Salam GGCG (Good Governance, Clean Government)....
Salah satu Peran Aparat Pengawasan Intern Pemerintah(APIP), selain memberikan jasa Assurance dan Consulting, adalah memberikan jasa Anticorruption Activity (Kegiatan Anti Korupsi). Deteksi Dini atas Potensi adanya Kecurangan (Fraud) merupakan salah satu tanggung jawab APIP sehingga penyelenggaraan Pemerintahan dapat dilaksanakan secara efektif, efisien dan sesuai peraturan yang berlaku. Deteksi dini atas Potensi Fraud ini dapat memanfaatkan situs opentender.net yang dikelola oleh Indonesia Corruption Watch (ICW). Gambar dibawah ini dicapture dari situs diatas dengan data tender pada Entitas Kementerian Energi dan Sumber Daya Mineral, yang dapat disortir berdasarkan Skor PFA (Potential Fraud Analysis), dengan catatan bahwa semakin tinggi Skor PFA, maka semakin berpotensi akan adanya Fraud dalam Pengadaan barang dan jasa, yaitu dengan rincian berikut ini:
Indikator dalam Skor PFA yang dikembangkan oleh ICW adalah:
Melalui situs opentender.net diatas, ada beberapa Kegiatan Pengadaan Barang dan Jasa di lingkungan KESDM yang berpotensi besar akan adanya Fraud (Skor PFA diatas 15), yaitu:
1. Pembangunan Infrastruktur Jaringan Gas Bumi untuk Rumah Tangga
2. Pembangunan PLTS Terpusat
3. Eksplorasi dan Pelayanan Air Bersih Melalui Pengeboran Air Tanah Dalam
Ketiga kegiatan ini adalah kegiatan bantuan pemerintah KESDM kepada Masyarakat dan rutin dilakukan tahun 2016-2018 ini. Semoga Program Kerja Pengawasan Tahunan (PKPT) Inspektorat Jenderal Tahun 2019 kelak mempertimbangkan untuk melakukan Audit atau Monitoring atau Evaluasi atas kegiatan ini sehingga potensi Fraud tersebut dapat dimitigasi.
----
Pengadaan barang dan jasa merupakan sektor terbesar yang menjadi "lahan basah" tindak pidana korupsi. Hampir 80 persen kasus yang ditangani Komisi Pemberantasan Korupsi (KPK) berasal dari sektor tersebut. (Artikel ini telah tayang di Kompas.com dengan judul "Ini Celah Kecurangan Pengadaan Barang dan Jasa yang Berpotensi Korupsi", https://nasional.kompas.com/read/2017/09/28/19204361/ini-celah-kecurangan-pengadaan-barang-dan-jasa-yang-berpotensi-korupsi. Penulis : Ambaranie Nadia Kemala Movanita)
-----
Modus yang digunakan terkait korupsi pengadaan barang dan jasa ini adalah penyalahgunaan anggaran (67 kasus), mark up (60 kasus), kegiatan/proyek fiktif (33 kasus). Kemudian pada sektor yang dikorupsi, pelayanan publik menjadi sektor yang rawan untuk dikorupsi. "Salah satu penyebabnya diduga karena setiap tahun K/L/D/I menganggarkan barang yang belum tentu habis nilai ekonomisnya dan belum tentu sesuai kebutuhan, seperti kursi, meja, komputer dan lain sebagainya. Hal ini yang menjadi celah terjadinya praktik korupsi," imbuhnya.

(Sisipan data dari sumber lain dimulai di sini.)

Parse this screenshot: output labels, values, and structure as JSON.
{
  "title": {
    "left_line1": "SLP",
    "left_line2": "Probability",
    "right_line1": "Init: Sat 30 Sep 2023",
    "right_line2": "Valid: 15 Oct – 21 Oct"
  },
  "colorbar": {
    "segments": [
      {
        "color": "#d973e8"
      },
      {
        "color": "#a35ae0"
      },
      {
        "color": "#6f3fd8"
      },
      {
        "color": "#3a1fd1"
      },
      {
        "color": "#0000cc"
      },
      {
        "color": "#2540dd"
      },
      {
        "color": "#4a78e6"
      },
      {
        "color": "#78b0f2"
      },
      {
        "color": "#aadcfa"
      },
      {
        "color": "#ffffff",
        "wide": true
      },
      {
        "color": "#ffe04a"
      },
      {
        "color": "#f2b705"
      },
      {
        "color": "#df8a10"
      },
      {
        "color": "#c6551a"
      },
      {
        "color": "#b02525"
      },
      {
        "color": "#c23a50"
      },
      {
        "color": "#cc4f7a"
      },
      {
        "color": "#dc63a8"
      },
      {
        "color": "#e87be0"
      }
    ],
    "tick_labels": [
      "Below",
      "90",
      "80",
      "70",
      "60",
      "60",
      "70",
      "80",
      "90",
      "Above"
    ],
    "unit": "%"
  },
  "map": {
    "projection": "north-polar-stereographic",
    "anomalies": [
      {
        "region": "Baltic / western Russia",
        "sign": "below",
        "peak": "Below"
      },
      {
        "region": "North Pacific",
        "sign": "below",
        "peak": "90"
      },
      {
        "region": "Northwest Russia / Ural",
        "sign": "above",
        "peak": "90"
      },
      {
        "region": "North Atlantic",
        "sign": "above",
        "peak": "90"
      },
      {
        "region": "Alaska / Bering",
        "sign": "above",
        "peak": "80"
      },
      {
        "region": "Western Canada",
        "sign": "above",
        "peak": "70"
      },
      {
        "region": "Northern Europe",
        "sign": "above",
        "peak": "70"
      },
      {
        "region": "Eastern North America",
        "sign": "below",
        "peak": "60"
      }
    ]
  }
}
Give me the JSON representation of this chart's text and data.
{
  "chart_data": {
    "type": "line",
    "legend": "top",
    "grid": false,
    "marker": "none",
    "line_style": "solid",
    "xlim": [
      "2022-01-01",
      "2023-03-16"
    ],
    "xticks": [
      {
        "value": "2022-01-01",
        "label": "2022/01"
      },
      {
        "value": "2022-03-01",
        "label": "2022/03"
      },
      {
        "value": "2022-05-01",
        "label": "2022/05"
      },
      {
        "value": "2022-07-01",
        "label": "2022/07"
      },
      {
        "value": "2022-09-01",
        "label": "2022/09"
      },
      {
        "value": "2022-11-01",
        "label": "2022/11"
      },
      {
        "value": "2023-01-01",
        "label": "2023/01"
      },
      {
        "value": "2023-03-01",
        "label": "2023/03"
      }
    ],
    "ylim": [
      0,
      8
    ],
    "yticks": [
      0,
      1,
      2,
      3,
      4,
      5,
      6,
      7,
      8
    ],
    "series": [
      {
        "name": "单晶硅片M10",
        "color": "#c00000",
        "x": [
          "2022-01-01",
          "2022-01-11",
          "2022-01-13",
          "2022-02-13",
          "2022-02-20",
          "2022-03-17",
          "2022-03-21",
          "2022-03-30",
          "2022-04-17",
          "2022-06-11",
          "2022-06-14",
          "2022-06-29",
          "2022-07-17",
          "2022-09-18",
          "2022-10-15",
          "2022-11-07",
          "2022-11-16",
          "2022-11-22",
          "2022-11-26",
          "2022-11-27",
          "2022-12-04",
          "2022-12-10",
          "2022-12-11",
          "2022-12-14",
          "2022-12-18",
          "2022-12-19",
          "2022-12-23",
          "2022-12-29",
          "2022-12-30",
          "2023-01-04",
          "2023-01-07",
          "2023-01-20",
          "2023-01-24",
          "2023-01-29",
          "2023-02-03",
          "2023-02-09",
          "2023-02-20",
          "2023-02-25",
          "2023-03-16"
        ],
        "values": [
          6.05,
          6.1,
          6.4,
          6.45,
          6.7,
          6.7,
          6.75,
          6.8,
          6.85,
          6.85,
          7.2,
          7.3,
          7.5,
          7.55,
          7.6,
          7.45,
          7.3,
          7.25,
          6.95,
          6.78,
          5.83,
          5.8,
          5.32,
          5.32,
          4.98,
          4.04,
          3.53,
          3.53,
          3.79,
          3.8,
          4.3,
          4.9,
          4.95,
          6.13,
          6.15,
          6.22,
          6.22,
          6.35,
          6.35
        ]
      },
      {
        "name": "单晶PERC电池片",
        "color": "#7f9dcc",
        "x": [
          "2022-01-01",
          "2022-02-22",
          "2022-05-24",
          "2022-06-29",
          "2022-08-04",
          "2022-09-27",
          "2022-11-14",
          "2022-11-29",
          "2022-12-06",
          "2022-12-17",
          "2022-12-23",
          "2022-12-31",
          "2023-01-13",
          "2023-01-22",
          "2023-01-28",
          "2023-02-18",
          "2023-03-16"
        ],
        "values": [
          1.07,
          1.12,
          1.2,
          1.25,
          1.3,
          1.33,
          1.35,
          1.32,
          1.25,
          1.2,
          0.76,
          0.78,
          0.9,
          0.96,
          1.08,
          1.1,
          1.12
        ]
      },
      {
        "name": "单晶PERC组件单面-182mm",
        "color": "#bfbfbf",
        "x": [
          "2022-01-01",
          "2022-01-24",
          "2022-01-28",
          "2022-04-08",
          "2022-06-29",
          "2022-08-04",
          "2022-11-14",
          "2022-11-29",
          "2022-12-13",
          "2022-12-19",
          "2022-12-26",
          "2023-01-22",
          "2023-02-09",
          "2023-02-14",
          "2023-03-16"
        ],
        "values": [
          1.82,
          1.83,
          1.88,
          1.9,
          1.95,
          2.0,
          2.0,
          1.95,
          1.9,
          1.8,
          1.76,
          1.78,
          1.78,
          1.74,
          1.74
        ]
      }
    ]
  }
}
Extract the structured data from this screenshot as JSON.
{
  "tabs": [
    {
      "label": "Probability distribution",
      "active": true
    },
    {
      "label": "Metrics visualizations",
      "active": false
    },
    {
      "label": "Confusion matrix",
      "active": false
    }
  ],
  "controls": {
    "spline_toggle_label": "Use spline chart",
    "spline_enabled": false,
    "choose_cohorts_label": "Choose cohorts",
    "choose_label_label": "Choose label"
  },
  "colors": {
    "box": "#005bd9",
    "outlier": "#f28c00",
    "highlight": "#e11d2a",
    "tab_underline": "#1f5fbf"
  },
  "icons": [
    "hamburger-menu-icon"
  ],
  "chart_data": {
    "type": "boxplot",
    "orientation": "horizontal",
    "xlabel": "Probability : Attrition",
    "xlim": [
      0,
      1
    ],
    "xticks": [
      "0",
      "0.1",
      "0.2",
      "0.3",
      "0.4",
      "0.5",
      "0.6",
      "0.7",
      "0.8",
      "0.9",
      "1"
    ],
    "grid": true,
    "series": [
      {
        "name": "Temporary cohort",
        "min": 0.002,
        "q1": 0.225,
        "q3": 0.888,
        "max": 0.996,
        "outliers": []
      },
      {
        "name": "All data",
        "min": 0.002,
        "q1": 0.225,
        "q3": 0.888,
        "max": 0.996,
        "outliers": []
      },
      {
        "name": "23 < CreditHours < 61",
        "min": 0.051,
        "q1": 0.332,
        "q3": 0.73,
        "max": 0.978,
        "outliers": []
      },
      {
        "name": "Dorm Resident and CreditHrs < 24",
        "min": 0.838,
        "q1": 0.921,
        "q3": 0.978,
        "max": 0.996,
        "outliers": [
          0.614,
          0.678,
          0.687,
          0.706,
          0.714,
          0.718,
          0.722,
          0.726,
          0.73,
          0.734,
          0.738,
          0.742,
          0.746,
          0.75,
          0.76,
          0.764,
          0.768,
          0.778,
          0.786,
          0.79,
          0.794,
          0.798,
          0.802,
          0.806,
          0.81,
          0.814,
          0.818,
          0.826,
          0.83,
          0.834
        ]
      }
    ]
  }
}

ICW menyoroti tak hanya korporasi yang terlibat dalam perkara korupsi ini, tapi juga kepala daerah. ICW kemudian memberikan rekomendasi sebagai berikut:
1. Pemerintah bersama dengan LKPP perlu mengoptimalkan penggunaan e-catalog, e- purchasing untuk meminimalisir terjadinya potensi korupsi mulai dari tahap perencanaan. Pemerintah perlu juga untuk melaksanakan open contracting agar masyarakat dapat memantau setiap pengadaan yang dilaksanakan.
2. Setiap K/L/D/I harus mematuhi rekomendasi yang dikeluarkan oleh LKPP bila ditemukan adanya potensi pelanggaran atau kerugian negara yang ditimbulkan terkait dengan PBJ.
3. Institusi penegak hukum perlu menerapkan pengenaan pasal pencucian uang bagi korporasi yang terbukti melakukan tindak pidana korupsi agar aset yang dimiliki dapat dirampas dan dikembalikan ke negara.
(Sumber berita: https://news.detik.com/berita/3885311/icw-korupsi-pengadaan-barang-2017-meningkat-negara-rugi-rp-1-t)
---
Menurut mantan Ketua KPK, Antasari Azhar, terdapat 18 modus operandi yang biasanya digunakan oleh oknum-oknum tersebut, diantaranya adalah sebagai berikut :
- Pengusaha menggunakan pengaruh pejabat pusat untuk “membujuk” Kepala Daerah/Pejabat Daerah mengintervensi proses pengadaan dalam rangka memenangkan pengusaha, melakukan mark-up harga atau nilai kontrak, dan pengusaha tersebut memberikan sejumlah uang kepada pejabat pusat maupun daerah.
- Pengusaha memengaruhi Kepala Daerah/Pejabat Daerah untuk mengintervensi proses pengadaan agar rekanan tertentu dimenangkan dalam tender atau ditunjuk langsung, dan harga barang/jasa dinaikkan (mark up), kemudian selisihnya dibagi-bagikan.
- Panitia pengadaan membuat spesifikasi barang yang mengarah ke merk atau produk tertentu dalam rangka memenangkan rekanan tertentu dan melakukan mark up harga barang atau nilai kontrak.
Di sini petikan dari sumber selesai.